From Hoiberg’s days with the mini-Nerf hoop, basketball always has been a part of his life. His father, Fred, is in his second season as head coach of the Chicago Bulls.
The Hoibergs returned to the area after Fred spent five seasons as head coach at Iowa State University, his alma mater, in Ames. During a 10-year NBA career, Hoiberg played for the Bulls from 1999-2003.
“The only thing I remember was during the pre-game when they would turn the lights off, I’d be scared so we just went up to the Bulls store,” Jack Hoiberg said. “I didn’t really realize (his celebrity) until we moved to Iowa in sixth grade. I was just used to it growing up.”

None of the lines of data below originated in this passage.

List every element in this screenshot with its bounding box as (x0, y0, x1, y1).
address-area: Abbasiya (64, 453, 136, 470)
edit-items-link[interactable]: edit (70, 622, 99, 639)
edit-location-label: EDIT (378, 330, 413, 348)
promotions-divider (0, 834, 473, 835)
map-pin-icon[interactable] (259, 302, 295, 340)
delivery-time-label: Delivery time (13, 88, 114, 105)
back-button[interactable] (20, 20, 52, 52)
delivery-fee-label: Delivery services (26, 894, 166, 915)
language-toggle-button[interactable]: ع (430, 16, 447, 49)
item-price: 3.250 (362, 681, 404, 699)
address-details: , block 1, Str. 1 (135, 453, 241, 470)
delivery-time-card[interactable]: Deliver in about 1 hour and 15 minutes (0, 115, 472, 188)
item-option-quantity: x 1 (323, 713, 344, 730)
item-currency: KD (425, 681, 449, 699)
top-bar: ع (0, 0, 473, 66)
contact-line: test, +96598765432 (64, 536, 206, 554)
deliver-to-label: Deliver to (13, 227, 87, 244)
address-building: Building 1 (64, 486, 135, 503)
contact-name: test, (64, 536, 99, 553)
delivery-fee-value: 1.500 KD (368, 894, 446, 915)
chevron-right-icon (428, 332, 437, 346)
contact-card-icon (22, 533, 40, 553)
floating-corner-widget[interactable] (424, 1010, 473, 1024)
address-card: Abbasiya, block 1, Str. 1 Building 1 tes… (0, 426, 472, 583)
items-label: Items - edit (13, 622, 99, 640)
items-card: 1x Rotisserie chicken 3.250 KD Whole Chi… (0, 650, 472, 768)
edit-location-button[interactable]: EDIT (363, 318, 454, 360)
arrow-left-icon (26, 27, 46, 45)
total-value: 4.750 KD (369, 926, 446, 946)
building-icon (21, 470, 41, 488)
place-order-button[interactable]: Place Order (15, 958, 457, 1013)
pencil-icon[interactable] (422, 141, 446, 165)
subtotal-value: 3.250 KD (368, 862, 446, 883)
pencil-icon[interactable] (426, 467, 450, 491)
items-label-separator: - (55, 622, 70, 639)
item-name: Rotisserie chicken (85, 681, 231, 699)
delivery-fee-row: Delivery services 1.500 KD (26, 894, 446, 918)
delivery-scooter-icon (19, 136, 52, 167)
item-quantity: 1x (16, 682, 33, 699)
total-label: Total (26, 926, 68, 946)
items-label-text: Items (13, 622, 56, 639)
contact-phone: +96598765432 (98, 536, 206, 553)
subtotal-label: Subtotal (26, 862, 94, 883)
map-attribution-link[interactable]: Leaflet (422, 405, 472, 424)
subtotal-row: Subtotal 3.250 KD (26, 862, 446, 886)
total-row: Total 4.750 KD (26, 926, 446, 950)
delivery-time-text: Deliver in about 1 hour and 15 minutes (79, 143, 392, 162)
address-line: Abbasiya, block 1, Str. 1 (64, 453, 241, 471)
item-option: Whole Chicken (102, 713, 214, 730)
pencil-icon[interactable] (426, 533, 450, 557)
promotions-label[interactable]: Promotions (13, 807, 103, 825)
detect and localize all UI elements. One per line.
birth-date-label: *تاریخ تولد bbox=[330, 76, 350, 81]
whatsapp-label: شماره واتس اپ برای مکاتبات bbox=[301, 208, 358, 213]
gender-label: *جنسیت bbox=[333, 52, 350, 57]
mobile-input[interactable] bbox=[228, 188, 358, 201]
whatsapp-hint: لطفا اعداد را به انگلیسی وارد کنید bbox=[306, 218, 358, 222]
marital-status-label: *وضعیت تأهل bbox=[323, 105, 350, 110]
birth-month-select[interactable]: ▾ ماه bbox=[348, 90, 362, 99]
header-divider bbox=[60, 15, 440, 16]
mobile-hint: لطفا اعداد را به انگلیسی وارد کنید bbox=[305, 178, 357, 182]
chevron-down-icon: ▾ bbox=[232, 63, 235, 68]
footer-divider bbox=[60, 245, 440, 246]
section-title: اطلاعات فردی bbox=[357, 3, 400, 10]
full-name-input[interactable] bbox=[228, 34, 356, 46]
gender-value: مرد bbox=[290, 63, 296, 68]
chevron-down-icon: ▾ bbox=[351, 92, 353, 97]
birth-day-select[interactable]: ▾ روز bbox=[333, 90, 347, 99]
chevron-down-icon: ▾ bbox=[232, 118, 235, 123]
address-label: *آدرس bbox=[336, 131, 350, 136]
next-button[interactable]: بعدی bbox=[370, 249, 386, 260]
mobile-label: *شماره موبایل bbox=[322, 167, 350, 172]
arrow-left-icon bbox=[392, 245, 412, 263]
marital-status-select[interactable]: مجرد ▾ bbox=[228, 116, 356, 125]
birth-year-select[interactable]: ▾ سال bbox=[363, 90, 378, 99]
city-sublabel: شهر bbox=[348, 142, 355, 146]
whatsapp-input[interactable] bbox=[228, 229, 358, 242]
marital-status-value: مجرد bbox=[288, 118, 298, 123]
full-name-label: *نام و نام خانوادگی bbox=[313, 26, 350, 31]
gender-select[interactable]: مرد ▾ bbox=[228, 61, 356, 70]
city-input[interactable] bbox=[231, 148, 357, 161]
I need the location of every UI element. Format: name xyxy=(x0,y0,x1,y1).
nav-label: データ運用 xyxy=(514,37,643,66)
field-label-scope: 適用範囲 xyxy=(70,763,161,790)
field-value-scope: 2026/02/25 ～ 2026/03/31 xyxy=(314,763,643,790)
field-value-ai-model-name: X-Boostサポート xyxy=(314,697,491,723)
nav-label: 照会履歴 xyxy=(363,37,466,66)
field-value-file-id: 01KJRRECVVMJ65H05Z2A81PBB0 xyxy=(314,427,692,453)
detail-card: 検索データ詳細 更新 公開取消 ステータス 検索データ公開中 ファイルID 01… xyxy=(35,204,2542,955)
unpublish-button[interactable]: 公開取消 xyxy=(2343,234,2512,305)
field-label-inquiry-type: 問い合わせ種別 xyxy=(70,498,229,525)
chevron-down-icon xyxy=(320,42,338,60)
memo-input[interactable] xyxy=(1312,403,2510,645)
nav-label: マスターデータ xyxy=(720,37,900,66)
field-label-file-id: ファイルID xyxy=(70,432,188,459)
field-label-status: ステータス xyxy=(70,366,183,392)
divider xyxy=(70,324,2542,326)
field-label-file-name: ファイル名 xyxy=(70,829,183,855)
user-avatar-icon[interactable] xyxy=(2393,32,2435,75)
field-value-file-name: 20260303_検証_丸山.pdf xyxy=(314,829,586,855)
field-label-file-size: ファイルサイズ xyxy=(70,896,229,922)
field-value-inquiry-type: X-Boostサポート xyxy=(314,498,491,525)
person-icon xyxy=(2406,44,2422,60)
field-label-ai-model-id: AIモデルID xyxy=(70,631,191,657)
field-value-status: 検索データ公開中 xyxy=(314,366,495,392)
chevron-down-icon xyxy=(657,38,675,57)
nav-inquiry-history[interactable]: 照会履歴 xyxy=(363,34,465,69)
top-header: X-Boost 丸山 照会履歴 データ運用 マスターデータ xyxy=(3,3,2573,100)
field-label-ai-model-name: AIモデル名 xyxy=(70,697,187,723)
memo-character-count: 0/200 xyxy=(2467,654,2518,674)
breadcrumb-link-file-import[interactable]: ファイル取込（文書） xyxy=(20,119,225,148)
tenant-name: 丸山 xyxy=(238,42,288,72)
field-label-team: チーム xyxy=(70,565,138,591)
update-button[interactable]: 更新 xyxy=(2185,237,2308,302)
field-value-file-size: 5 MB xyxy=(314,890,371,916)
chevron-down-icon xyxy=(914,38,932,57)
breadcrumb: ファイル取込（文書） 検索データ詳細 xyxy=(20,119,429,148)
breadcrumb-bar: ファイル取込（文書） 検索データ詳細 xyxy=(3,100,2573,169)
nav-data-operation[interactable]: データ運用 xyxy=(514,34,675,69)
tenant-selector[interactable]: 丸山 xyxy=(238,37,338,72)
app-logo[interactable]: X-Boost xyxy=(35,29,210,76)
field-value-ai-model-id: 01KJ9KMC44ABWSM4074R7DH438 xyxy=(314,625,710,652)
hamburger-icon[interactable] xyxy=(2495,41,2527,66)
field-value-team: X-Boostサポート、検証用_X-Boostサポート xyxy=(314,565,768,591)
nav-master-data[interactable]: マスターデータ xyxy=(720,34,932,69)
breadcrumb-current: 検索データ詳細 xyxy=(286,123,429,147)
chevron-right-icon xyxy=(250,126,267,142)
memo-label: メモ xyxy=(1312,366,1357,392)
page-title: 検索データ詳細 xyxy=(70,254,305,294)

This time around, Hoiberg is a full-fledged Bulls fan. He attends as many home games as possible or watches on television. He also enjoys watching college basketball — and golf.
“Very calming,” Hoiberg said. “I’m thinking about (majoring in) sports management and getting into coaching, something with basketball, following in dad’s footsteps.”
In many ways, Jack already has. Fred Hoiberg was a highly regarded NBA three-point and outside shooter— a quality Jack always stresses. Fred, though, also is 6-5.
“I don’t even know how that worked out. Hopefully I’ll get a spurt sometime soon,” Hoiberg jokes. “You can never be a good enough shooter in my opinion, and that all comes with confidence.”
This season, Hoiberg led the Red Devils with a 15-point scoring average and most weren’t from the perimeter. Hoiberg readily attacked the basket, often earning trips to the free-throw line.
“He’s got a very high basketball IQ. He’s a lot quicker and athletic and stronger than people think,” Hinsdale Central boys basketball coach Nick Latorre says. “He’s able to get by people. He handles the ball really well.”
As a freshman, Hoiberg played at Gilbert High School in suburban Ames. In mid-season, Hoiberg was promoted from the freshman team to varsity and had a 27-point game. The varsity won conference his sophomore year.
Hoiberg needed to adjust to a new system at Hinsdale Central, a school with an enrollment 6 1/2 times more than Gilbert. But from Latorre he learned toughness and to play with heart.
It’s reflected in his becoming an excellent defender.
“He usually draws one of (our opponents’) top two players. He’s done a terrific job guarding guys bigger and stronger than him,” Latorre says.
His first sports accomplishment as a junior was just making the boys golf team. He did not play at 2015 state but he improved to play both 18-hole rounds at 2016 state. The Red Devils (593) won by 25 strokes.
“My goal this past summer was to earn a golf scholarship,” Hoiberg says. “And I got that opportunity.”
Golf remains important to Hoiberg. He often plays with his father, whose interest grew during his NBA off-seasons.
John Perna from The Players Service Development Program, Hoiberg’s golf pro, has helped him develop better concentration that also results in basketball success.
“The biggest similarity (between the sports) is the mental part,” Hoiberg says. “I focus on the (basketball) game and just see my teammates and coaches out there. I don’t notice the fans or heckling or anything.”
A basketball player Hoiberg would like to meet? Steph Curry from the Golden State Warriors for his multiple sports talents.
“Being a golf and basketball guy and how great he shoots the ball, it’s fun to watch him,” Hoiberg says. “He’s a really good golfer.”